National Award-winning filmmaker Farha Khatun’s documentary Ripples Under The Skin is a rare account of a community struggling to make a livelihood from a nearly vanishing profession while also battling with a city that both values and ignores their occupation. It is also an ode to the city of joy, which, like any metropolitan area, accepts the arrival of migrants with open arms and allows them to thrive and prosper in their professional and personal lives. But with the cruel passage of time, if these individuals do not adapt themselves to the Darwinian theory of survival, they are doomed to suffer.
The protagonist of the documentary is a 65-year-old migrant from Bihar’s Katihar district, Sheikh Nazim. He has been working as a bhists for almost two decades, and his job is to supply water from a leather sack (mashaqs), strapped over his shoulder, to shops, houses and whoever else requires the service. He got this job from another guy by paying five thousand rupees and getting his position approved by the high court. He is paid a very paltry sum for his arduous task. Ten rupees for lower floors and up to thirty rupees for upper floors He would consider himself fortunate if he could deliver thirty to forty mashaqs every day. But with the onset of age, his zeal to work does not comply with his health. He gets palpitations after delivering a maximum of ten times. Now, the city is equipped with water pipelines and the requirements of bhists are declining drastically.
The uniqueness of the topic comes from Farha’s interest in showcasing the plight of the marginalized and the excluded in a society that has overlooked the rigours of a depleting community of workers.
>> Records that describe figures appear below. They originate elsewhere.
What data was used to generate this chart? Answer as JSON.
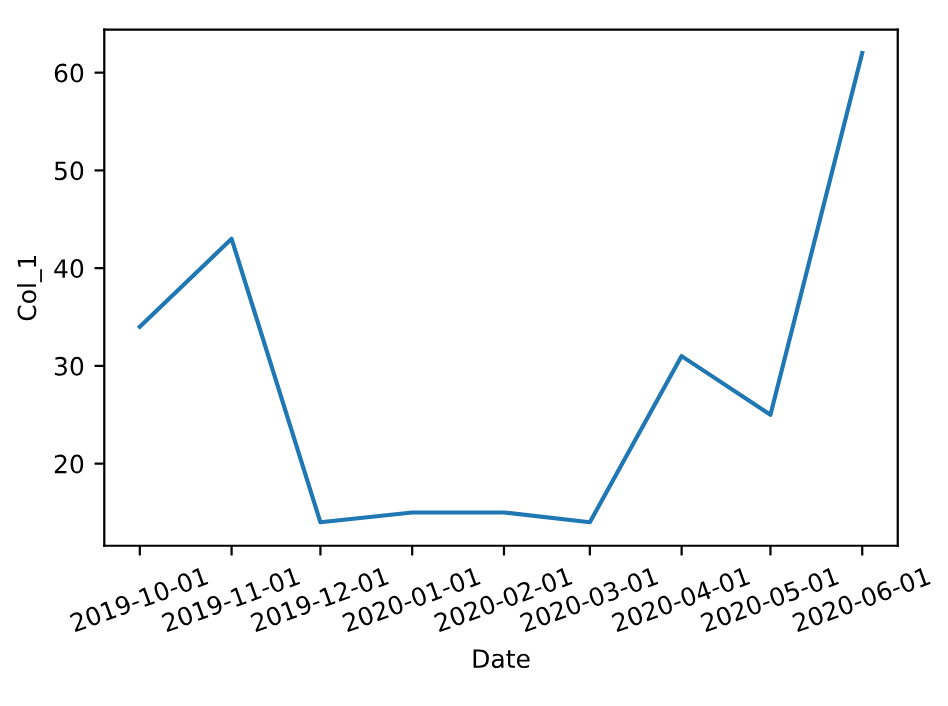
{
  "chart_data": {
    "type": "line",
    "xlabel": "Date",
    "ylabel": "Col_1",
    "x": [
      "2019-10-01",
      "2019-11-01",
      "2019-12-01",
      "2020-01-01",
      "2020-02-01",
      "2020-03-01",
      "2020-04-01",
      "2020-05-01",
      "2020-06-01"
    ],
    "series": [
      {
        "color": "#1f77b4",
        "values": [
          34,
          43,
          14,
          15,
          15,
          14,
          31,
          25,
          62
        ]
      }
    ],
    "xlim": [
      "2019-09-19",
      "2020-06-13"
    ],
    "xticks": [
      "2019-10-01",
      "2019-11-01",
      "2019-12-01",
      "2020-01-01",
      "2020-02-01",
      "2020-03-01",
      "2020-04-01",
      "2020-05-01",
      "2020-06-01"
    ],
    "ylim": [
      11.6,
      64.4
    ],
    "yticks": [
      20,
      30,
      40,
      50,
      60
    ],
    "grid": false,
    "legend": false
  }
}
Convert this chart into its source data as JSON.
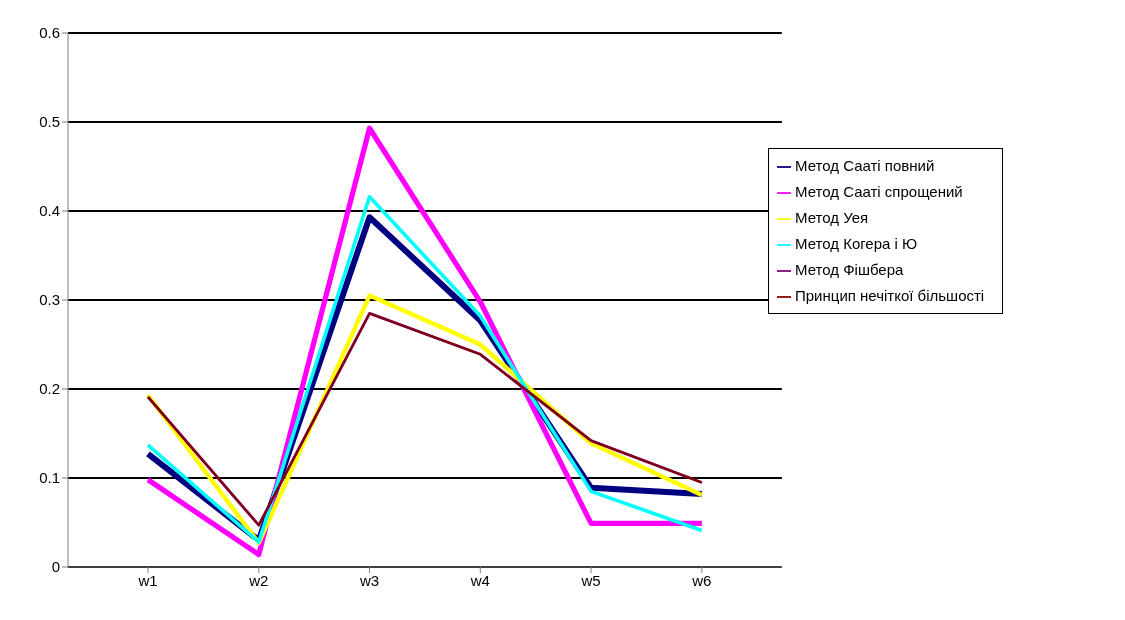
{
  "chart_data": {
    "type": "line",
    "categories": [
      "w1",
      "w2",
      "w3",
      "w4",
      "w5",
      "w6"
    ],
    "series": [
      {
        "name": "Метод Сааті повний",
        "color": "#000080",
        "values": [
          0.127,
          0.03,
          0.393,
          0.277,
          0.089,
          0.082
        ]
      },
      {
        "name": "Метод Сааті спрощений",
        "color": "#ff00ff",
        "values": [
          0.098,
          0.014,
          0.493,
          0.298,
          0.049,
          0.049
        ]
      },
      {
        "name": "Метод Уея",
        "color": "#ffff00",
        "values": [
          0.193,
          0.027,
          0.305,
          0.25,
          0.139,
          0.081
        ]
      },
      {
        "name": "Метод Когера і Ю",
        "color": "#00ffff",
        "values": [
          0.137,
          0.028,
          0.416,
          0.282,
          0.085,
          0.041
        ]
      },
      {
        "name": "Метод Фішбера",
        "color": "#800080",
        "values": [
          0.191,
          0.047,
          0.285,
          0.239,
          0.142,
          0.095
        ]
      },
      {
        "name": "Принцип нечіткої більшості",
        "color": "#800000",
        "values": [
          0.191,
          0.047,
          0.285,
          0.239,
          0.142,
          0.095
        ]
      }
    ],
    "ylim": [
      0,
      0.6
    ],
    "yticks": [
      0,
      0.1,
      0.2,
      0.3,
      0.4,
      0.5,
      0.6
    ],
    "grid": "y",
    "legend": "right",
    "marker": "none",
    "line_style": "solid"
  }
}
It is an unpretentious depiction of a community that is on the verge of extinction and if their struggle for existence is not archived, it is bound to be erased from the collective memory. But the nature of the profession is so unprosperous that its survival is doubtful. Even Nazim acknowledges the same and does not want his grandson to follow in his footsteps. His daughter has reached a marriageable age and the prospective groom is demanding an amount of two lakh rupees. So, under such circumstances, he is left with one option, which is to continue with what he has been doing.
The filmmaker, along with his cameraman, Kumar Tapas Ranjan, captures Nazim while he is working in a manner to underline his confinement, a kind of state from which he could not steer clear of his position. The voice-over narration by Monalisa Mukherji, revealing the historicity as well as the importance of Nazim’s profession, brings a harmonic pace to the documentary. The sound design by Sabyasachi Pal enriches the aural space with an appropriate synthesis of sound and silence. The editing by Farha has a fluent style that effectively captures the reality of a dying profession.
It is hard to deny how the documentary exhibits the genuine concerns of the filmmaker towards the subject. But a running time of twenty-nine minutes proves to be a deterrent to letting the viewers get familiarized with the protagonist on a personal level. We empathize with the plight of the protagonist, but somehow we do not form a genuine connection with him. Despite being moving, one is left informed but unfulfilled by this documentary made with support from the Films Division.